I haven't got a definite thumbs up or down from her, but she definitely seemed to enjoy bits of the movie. Mostly the bits before Project Mayhem starts. I know I met my mate for life because she laughed out loud at the one scene that always gets me laughing. It is the part of the movie where the homework assignment is to pick a fight with someone and lose. So what gets me every time is the one guy who is spraying a water hose pretending to clean a sidewalk, sprays down a priest as he passes by. The priest is at first very calm and reserved, but then you just see him progress to the point where he takes a whack at the guy when he sprays water on the bible. That part in the movie is so funny for me because it is not the disrespect that is being shown to religion, it is the utterly human moment that is released even in someone so pious. I didn't catch this until I'd seen the movie a couple times, but in the next scene you see the priest in the basement during a Fight Club meeting railing on a guy.

This wasn't my first viewing of Fight Club this year, but each time I see it I get something different out of it. It was kind of fun to experience it with my wife when I had the misconception that she would totally hate it.

WWW:Wake Review

Now that it is fall and some books are out, I am back on a fiction kick.

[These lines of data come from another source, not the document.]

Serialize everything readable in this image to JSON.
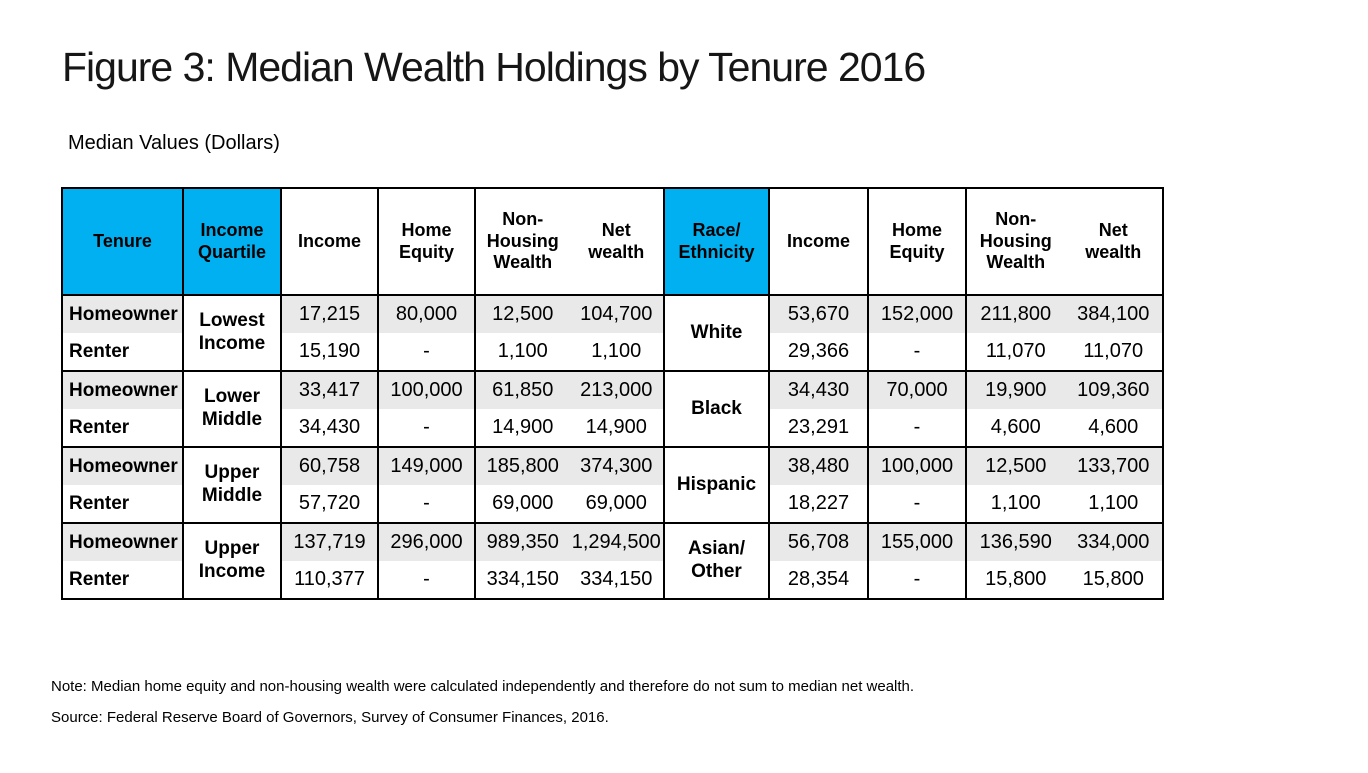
{
  "title": "Figure 3: Median Wealth Holdings by Tenure 2016",
  "subtitle": "Median Values (Dollars)",
  "note": "Note: Median home equity and non-housing wealth were calculated independently and therefore do not sum to median net wealth.",
  "source": "Source: Federal Reserve Board of Governors, Survey of Consumer Finances, 2016.",
  "colors": {
    "header_blue": "#00B0F0",
    "row_shade": "#E9E9E9",
    "border": "#000000",
    "background": "#FFFFFF"
  },
  "table": {
    "headers": {
      "tenure": [
        "Tenure"
      ],
      "income_quartile": [
        "Income",
        "Quartile"
      ],
      "income": [
        "Income"
      ],
      "home_equity": [
        "Home",
        "Equity"
      ],
      "non_housing_wealth": [
        "Non-",
        "Housing",
        "Wealth"
      ],
      "net_wealth": [
        "Net",
        "wealth"
      ],
      "race_ethnicity": [
        "Race/",
        "Ethnicity"
      ]
    },
    "quartiles": [
      [
        "Lowest",
        "Income"
      ],
      [
        "Lower",
        "Middle"
      ],
      [
        "Upper",
        "Middle"
      ],
      [
        "Upper",
        "Income"
      ]
    ],
    "races": [
      [
        "White"
      ],
      [
        "Black"
      ],
      [
        "Hispanic"
      ],
      [
        "Asian/",
        "Other"
      ]
    ],
    "rows": [
      {
        "tenure": "Homeowner",
        "income": "17,215",
        "home_equity": "80,000",
        "non_housing": "12,500",
        "net_wealth": "104,700",
        "r_income": "53,670",
        "r_home_equity": "152,000",
        "r_non_housing": "211,800",
        "r_net_wealth": "384,100"
      },
      {
        "tenure": "Renter",
        "income": "15,190",
        "home_equity": "-",
        "non_housing": "1,100",
        "net_wealth": "1,100",
        "r_income": "29,366",
        "r_home_equity": "-",
        "r_non_housing": "11,070",
        "r_net_wealth": "11,070"
      },
      {
        "tenure": "Homeowner",
        "income": "33,417",
        "home_equity": "100,000",
        "non_housing": "61,850",
        "net_wealth": "213,000",
        "r_income": "34,430",
        "r_home_equity": "70,000",
        "r_non_housing": "19,900",
        "r_net_wealth": "109,360"
      },
      {
        "tenure": "Renter",
        "income": "34,430",
        "home_equity": "-",
        "non_housing": "14,900",
        "net_wealth": "14,900",
        "r_income": "23,291",
        "r_home_equity": "-",
        "r_non_housing": "4,600",
        "r_net_wealth": "4,600"
      },
      {
        "tenure": "Homeowner",
        "income": "60,758",
        "home_equity": "149,000",
        "non_housing": "185,800",
        "net_wealth": "374,300",
        "r_income": "38,480",
        "r_home_equity": "100,000",
        "r_non_housing": "12,500",
        "r_net_wealth": "133,700"
      },
      {
        "tenure": "Renter",
        "income": "57,720",
        "home_equity": "-",
        "non_housing": "69,000",
        "net_wealth": "69,000",
        "r_income": "18,227",
        "r_home_equity": "-",
        "r_non_housing": "1,100",
        "r_net_wealth": "1,100"
      },
      {
        "tenure": "Homeowner",
        "income": "137,719",
        "home_equity": "296,000",
        "non_housing": "989,350",
        "net_wealth": "1,294,500",
        "r_income": "56,708",
        "r_home_equity": "155,000",
        "r_non_housing": "136,590",
        "r_net_wealth": "334,000"
      },
      {
        "tenure": "Renter",
        "income": "110,377",
        "home_equity": "-",
        "non_housing": "334,150",
        "net_wealth": "334,150",
        "r_income": "28,354",
        "r_home_equity": "-",
        "r_non_housing": "15,800",
        "r_net_wealth": "15,800"
      }
    ]
  },
  "chart_data": {
    "type": "table",
    "columns": [
      "Tenure",
      "Income Quartile",
      "Income",
      "Home Equity",
      "Non-Housing Wealth",
      "Net wealth",
      "Race/Ethnicity",
      "Income",
      "Home Equity",
      "Non-Housing Wealth",
      "Net wealth"
    ],
    "rows": [
      [
        "Homeowner",
        "Lowest Income",
        "17,215",
        "80,000",
        "12,500",
        "104,700",
        "White",
        "53,670",
        "152,000",
        "211,800",
        "384,100"
      ],
      [
        "Renter",
        "",
        "15,190",
        "-",
        "1,100",
        "1,100",
        "",
        "29,366",
        "-",
        "11,070",
        "11,070"
      ],
      [
        "Homeowner",
        "Lower Middle",
        "33,417",
        "100,000",
        "61,850",
        "213,000",
        "Black",
        "34,430",
        "70,000",
        "19,900",
        "109,360"
      ],
      [
        "Renter",
        "",
        "34,430",
        "-",
        "14,900",
        "14,900",
        "",
        "23,291",
        "-",
        "4,600",
        "4,600"
      ],
      [
        "Homeowner",
        "Upper Middle",
        "60,758",
        "149,000",
        "185,800",
        "374,300",
        "Hispanic",
        "38,480",
        "100,000",
        "12,500",
        "133,700"
      ],
      [
        "Renter",
        "",
        "57,720",
        "-",
        "69,000",
        "69,000",
        "",
        "18,227",
        "-",
        "1,100",
        "1,100"
      ],
      [
        "Homeowner",
        "Upper Income",
        "137,719",
        "296,000",
        "989,350",
        "1,294,500",
        "Asian/Other",
        "56,708",
        "155,000",
        "136,590",
        "334,000"
      ],
      [
        "Renter",
        "",
        "110,377",
        "-",
        "334,150",
        "334,150",
        "",
        "28,354",
        "-",
        "15,800",
        "15,800"
      ]
    ],
    "title": "Figure 3: Median Wealth Holdings by Tenure 2016",
    "subtitle": "Median Values (Dollars)"
  }
}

Last weekend I finished WWW: Wake by one of my favorite Sci-Fi writers, Robert J. Sawyer. I somehow missed it in April when it was released. I guess I had my mind on other things 5 months ago. :)

The plot of the story felt unique. A 15-year old girl who is blind from birth gets an implant behind her eye with the potential to let her see. Instead it opens her mind up to the Web via the network interface. She can now see servers and websites as points and connections as lines. Within the mosaic, she ends up discovering something unexpected.

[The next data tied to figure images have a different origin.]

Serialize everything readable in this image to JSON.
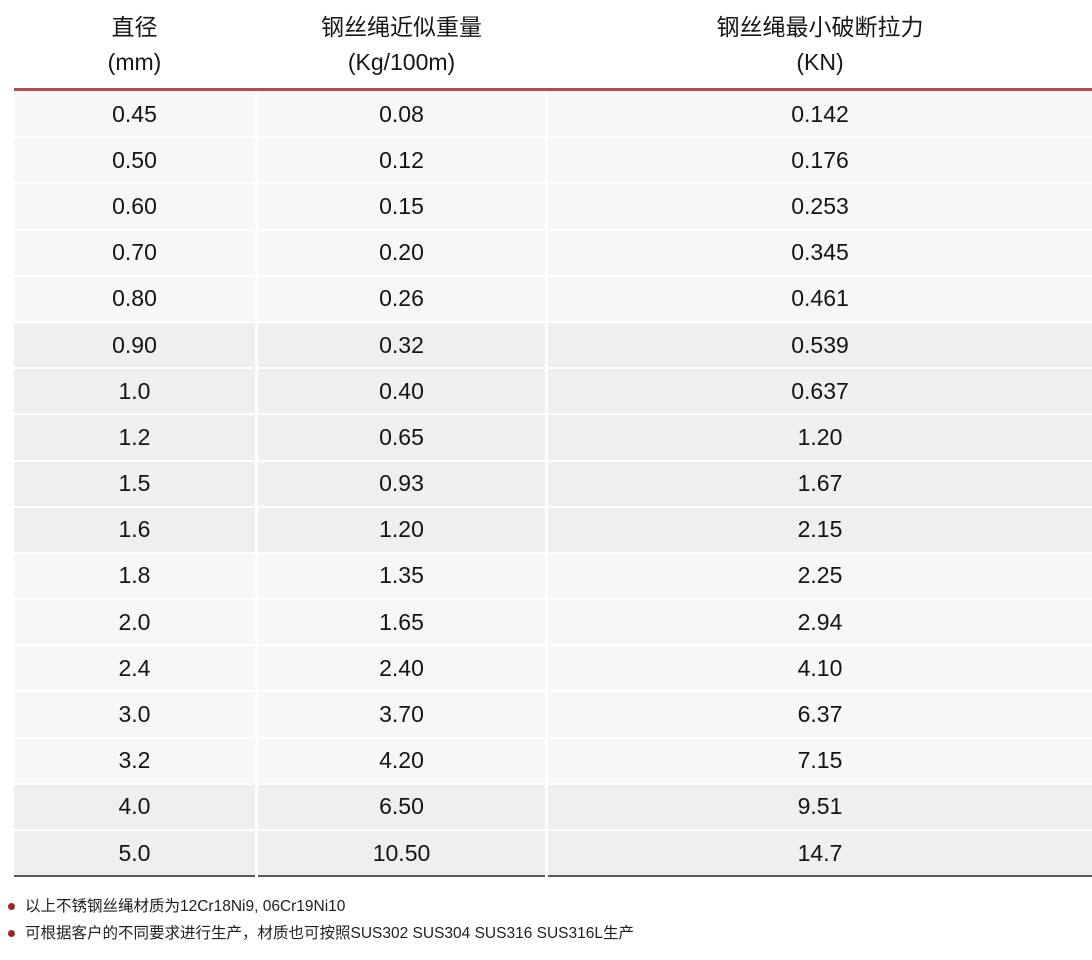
{
  "table": {
    "columns": [
      {
        "line1": "直径",
        "line2": "(mm)"
      },
      {
        "line1": "钢丝绳近似重量",
        "line2": "(Kg/100m)"
      },
      {
        "line1": "钢丝绳最小破断拉力",
        "line2": "(KN)"
      }
    ],
    "rows": [
      [
        "0.45",
        "0.08",
        "0.142"
      ],
      [
        "0.50",
        "0.12",
        "0.176"
      ],
      [
        "0.60",
        "0.15",
        "0.253"
      ],
      [
        "0.70",
        "0.20",
        "0.345"
      ],
      [
        "0.80",
        "0.26",
        "0.461"
      ],
      [
        "0.90",
        "0.32",
        "0.539"
      ],
      [
        "1.0",
        "0.40",
        "0.637"
      ],
      [
        "1.2",
        "0.65",
        "1.20"
      ],
      [
        "1.5",
        "0.93",
        "1.67"
      ],
      [
        "1.6",
        "1.20",
        "2.15"
      ],
      [
        "1.8",
        "1.35",
        "2.25"
      ],
      [
        "2.0",
        "1.65",
        "2.94"
      ],
      [
        "2.4",
        "2.40",
        "4.10"
      ],
      [
        "3.0",
        "3.70",
        "6.37"
      ],
      [
        "3.2",
        "4.20",
        "7.15"
      ],
      [
        "4.0",
        "6.50",
        "9.51"
      ],
      [
        "5.0",
        "10.50",
        "14.7"
      ]
    ]
  },
  "notes": [
    {
      "text": "以上不锈钢丝绳材质为12Cr18Ni9, 06Cr19Ni10"
    },
    {
      "text": "可根据客户的不同要求进行生产，材质也可按照SUS302 SUS304 SUS316 SUS316L生产"
    }
  ],
  "colors": {
    "accent_red": "#b5494e",
    "bullet_red": "#a2242a",
    "row_light": "#f7f7f6",
    "row_dark": "#efefee",
    "bottom_border": "#57585a"
  }
}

There are also two other threads going on in the book. One thread in China where the government is trying to control the flow of information out when there is a potential pandemic. The other thread has to do with gorillas and monkeys who use sign language to communicate. Considering that WWW: Wake is the first in a trilogy of books, I am guessing we'll see the other two threads get more ingrained with the main thread.

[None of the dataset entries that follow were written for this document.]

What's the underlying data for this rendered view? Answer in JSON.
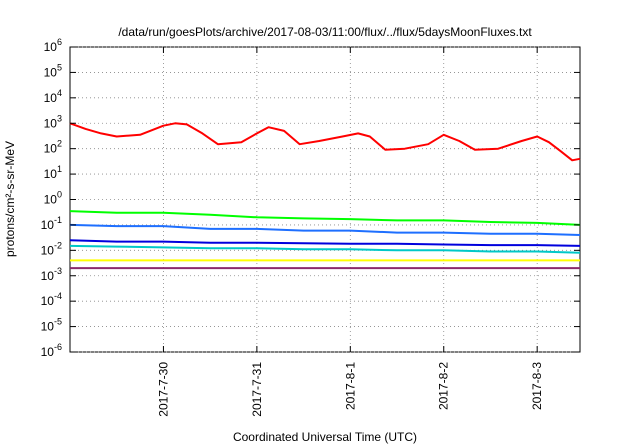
{
  "chart_data": {
    "type": "line",
    "title": "/data/run/goesPlots/archive/2017-08-03/11:00/flux/../flux/5daysMoonFluxes.txt",
    "xlabel": "Coordinated Universal Time (UTC)",
    "ylabel": "protons/cm²-s-sr-MeV",
    "y_scale": "log",
    "ylim": [
      1e-06,
      1000000.0
    ],
    "y_ticks": [
      {
        "value": 1e-06,
        "base": "10",
        "exp": "-6"
      },
      {
        "value": 1e-05,
        "base": "10",
        "exp": "-5"
      },
      {
        "value": 0.0001,
        "base": "10",
        "exp": "-4"
      },
      {
        "value": 0.001,
        "base": "10",
        "exp": "-3"
      },
      {
        "value": 0.01,
        "base": "10",
        "exp": "-2"
      },
      {
        "value": 0.1,
        "base": "10",
        "exp": "-1"
      },
      {
        "value": 1,
        "base": "10",
        "exp": "0"
      },
      {
        "value": 10,
        "base": "10",
        "exp": "1"
      },
      {
        "value": 100,
        "base": "10",
        "exp": "2"
      },
      {
        "value": 1000,
        "base": "10",
        "exp": "3"
      },
      {
        "value": 10000,
        "base": "10",
        "exp": "4"
      },
      {
        "value": 100000,
        "base": "10",
        "exp": "5"
      },
      {
        "value": 1000000,
        "base": "10",
        "exp": "6"
      }
    ],
    "xlim": [
      "2017-07-29T00:00",
      "2017-08-03T11:00"
    ],
    "x_ticks": [
      {
        "value": "2017-07-30T00:00",
        "label": "2017-7-30"
      },
      {
        "value": "2017-07-31T00:00",
        "label": "2017-7-31"
      },
      {
        "value": "2017-08-01T00:00",
        "label": "2017-8-1"
      },
      {
        "value": "2017-08-02T00:00",
        "label": "2017-8-2"
      },
      {
        "value": "2017-08-03T00:00",
        "label": "2017-8-3"
      }
    ],
    "grid": true,
    "legend": "none",
    "series": [
      {
        "color": "#ff0000",
        "points": [
          [
            "2017-07-29T00:00",
            1000
          ],
          [
            "2017-07-29T04:00",
            600
          ],
          [
            "2017-07-29T08:00",
            400
          ],
          [
            "2017-07-29T12:00",
            300
          ],
          [
            "2017-07-29T18:00",
            350
          ],
          [
            "2017-07-30T00:00",
            800
          ],
          [
            "2017-07-30T03:00",
            1000
          ],
          [
            "2017-07-30T06:00",
            900
          ],
          [
            "2017-07-30T10:00",
            400
          ],
          [
            "2017-07-30T14:00",
            150
          ],
          [
            "2017-07-30T20:00",
            180
          ],
          [
            "2017-07-31T00:00",
            400
          ],
          [
            "2017-07-31T03:00",
            700
          ],
          [
            "2017-07-31T07:00",
            500
          ],
          [
            "2017-07-31T11:00",
            150
          ],
          [
            "2017-07-31T16:00",
            200
          ],
          [
            "2017-07-31T22:00",
            300
          ],
          [
            "2017-08-01T02:00",
            400
          ],
          [
            "2017-08-01T05:00",
            300
          ],
          [
            "2017-08-01T09:00",
            90
          ],
          [
            "2017-08-01T14:00",
            100
          ],
          [
            "2017-08-01T20:00",
            150
          ],
          [
            "2017-08-02T00:00",
            350
          ],
          [
            "2017-08-02T04:00",
            200
          ],
          [
            "2017-08-02T08:00",
            90
          ],
          [
            "2017-08-02T14:00",
            100
          ],
          [
            "2017-08-02T20:00",
            200
          ],
          [
            "2017-08-03T00:00",
            300
          ],
          [
            "2017-08-03T03:00",
            180
          ],
          [
            "2017-08-03T06:00",
            80
          ],
          [
            "2017-08-03T09:00",
            35
          ],
          [
            "2017-08-03T11:00",
            40
          ]
        ]
      },
      {
        "color": "#00ff00",
        "points": [
          [
            "2017-07-29T00:00",
            0.35
          ],
          [
            "2017-07-29T12:00",
            0.3
          ],
          [
            "2017-07-30T00:00",
            0.3
          ],
          [
            "2017-07-30T12:00",
            0.25
          ],
          [
            "2017-07-31T00:00",
            0.2
          ],
          [
            "2017-07-31T12:00",
            0.18
          ],
          [
            "2017-08-01T00:00",
            0.17
          ],
          [
            "2017-08-01T12:00",
            0.15
          ],
          [
            "2017-08-02T00:00",
            0.15
          ],
          [
            "2017-08-02T12:00",
            0.13
          ],
          [
            "2017-08-03T00:00",
            0.12
          ],
          [
            "2017-08-03T11:00",
            0.1
          ]
        ]
      },
      {
        "color": "#1e6fff",
        "points": [
          [
            "2017-07-29T00:00",
            0.1
          ],
          [
            "2017-07-29T12:00",
            0.09
          ],
          [
            "2017-07-30T00:00",
            0.09
          ],
          [
            "2017-07-30T12:00",
            0.07
          ],
          [
            "2017-07-31T00:00",
            0.07
          ],
          [
            "2017-07-31T12:00",
            0.06
          ],
          [
            "2017-08-01T00:00",
            0.06
          ],
          [
            "2017-08-01T12:00",
            0.05
          ],
          [
            "2017-08-02T00:00",
            0.05
          ],
          [
            "2017-08-02T12:00",
            0.045
          ],
          [
            "2017-08-03T00:00",
            0.045
          ],
          [
            "2017-08-03T11:00",
            0.04
          ]
        ]
      },
      {
        "color": "#00c8c8",
        "points": [
          [
            "2017-07-29T00:00",
            0.015
          ],
          [
            "2017-07-29T12:00",
            0.014
          ],
          [
            "2017-07-30T00:00",
            0.013
          ],
          [
            "2017-07-30T12:00",
            0.012
          ],
          [
            "2017-07-31T00:00",
            0.012
          ],
          [
            "2017-07-31T12:00",
            0.011
          ],
          [
            "2017-08-01T00:00",
            0.011
          ],
          [
            "2017-08-01T12:00",
            0.01
          ],
          [
            "2017-08-02T00:00",
            0.01
          ],
          [
            "2017-08-02T12:00",
            0.009
          ],
          [
            "2017-08-03T00:00",
            0.009
          ],
          [
            "2017-08-03T11:00",
            0.008
          ]
        ]
      },
      {
        "color": "#0000dd",
        "points": [
          [
            "2017-07-29T00:00",
            0.025
          ],
          [
            "2017-07-29T12:00",
            0.022
          ],
          [
            "2017-07-30T00:00",
            0.022
          ],
          [
            "2017-07-30T12:00",
            0.02
          ],
          [
            "2017-07-31T00:00",
            0.02
          ],
          [
            "2017-07-31T12:00",
            0.019
          ],
          [
            "2017-08-01T00:00",
            0.018
          ],
          [
            "2017-08-01T12:00",
            0.018
          ],
          [
            "2017-08-02T00:00",
            0.017
          ],
          [
            "2017-08-02T12:00",
            0.016
          ],
          [
            "2017-08-03T00:00",
            0.016
          ],
          [
            "2017-08-03T11:00",
            0.015
          ]
        ]
      },
      {
        "color": "#ffff00",
        "points": [
          [
            "2017-07-29T00:00",
            0.004
          ],
          [
            "2017-07-29T12:00",
            0.004
          ],
          [
            "2017-07-30T00:00",
            0.004
          ],
          [
            "2017-07-30T12:00",
            0.004
          ],
          [
            "2017-07-31T00:00",
            0.004
          ],
          [
            "2017-07-31T12:00",
            0.004
          ],
          [
            "2017-08-01T00:00",
            0.004
          ],
          [
            "2017-08-01T12:00",
            0.004
          ],
          [
            "2017-08-02T00:00",
            0.004
          ],
          [
            "2017-08-02T12:00",
            0.004
          ],
          [
            "2017-08-03T00:00",
            0.004
          ],
          [
            "2017-08-03T11:00",
            0.004
          ]
        ]
      },
      {
        "color": "#8b2a6b",
        "points": [
          [
            "2017-07-29T00:00",
            0.002
          ],
          [
            "2017-07-29T12:00",
            0.002
          ],
          [
            "2017-07-30T00:00",
            0.002
          ],
          [
            "2017-07-30T12:00",
            0.002
          ],
          [
            "2017-07-31T00:00",
            0.002
          ],
          [
            "2017-07-31T12:00",
            0.002
          ],
          [
            "2017-08-01T00:00",
            0.002
          ],
          [
            "2017-08-01T12:00",
            0.002
          ],
          [
            "2017-08-02T00:00",
            0.002
          ],
          [
            "2017-08-02T12:00",
            0.002
          ],
          [
            "2017-08-03T00:00",
            0.002
          ],
          [
            "2017-08-03T11:00",
            0.002
          ]
        ]
      }
    ]
  }
}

What I like about Sawyer is that his novels get techie, but not over the top techie where you have to know things about quantum mechanics. In this book he really delves into how humans learn and the modern theory on how sentience is attained.

The first book I ever read of Sawyer's was about 5 years ago when I first moved to Florida. It was FlashForward, which coincidentally is being made into a new TV show for the fall. ABC is trying to create buzz on the show by calling it the next Lost. From what I see of the trailer though, the show took liberties with the original source material. Instead of jumping 20 years into the future it looks like 6 months. I'll give the TV show a chance, but I have a feeling I may be disappointed.

I give the book 3 out of 4 stars. I am looking forward to the sequel next year.

Jobs Back In Action

It is great that Steve Jobs is back in action and even giving presentations. You can't keep that man down.

What a busy Apple week. I upgraded to Snow Leopard 10.6.1, iTunes 9 and iPhone OS 3.1 this week, but haven't had that much time to play with any of it. Maybe this weekend.

The one thing I have noticed is OS 3.1 is definitely faster (response-wise) for my 1G iPhone. I'd get stuck pretty often in Mail trying to delete or switch mail accounts. Now, not so much.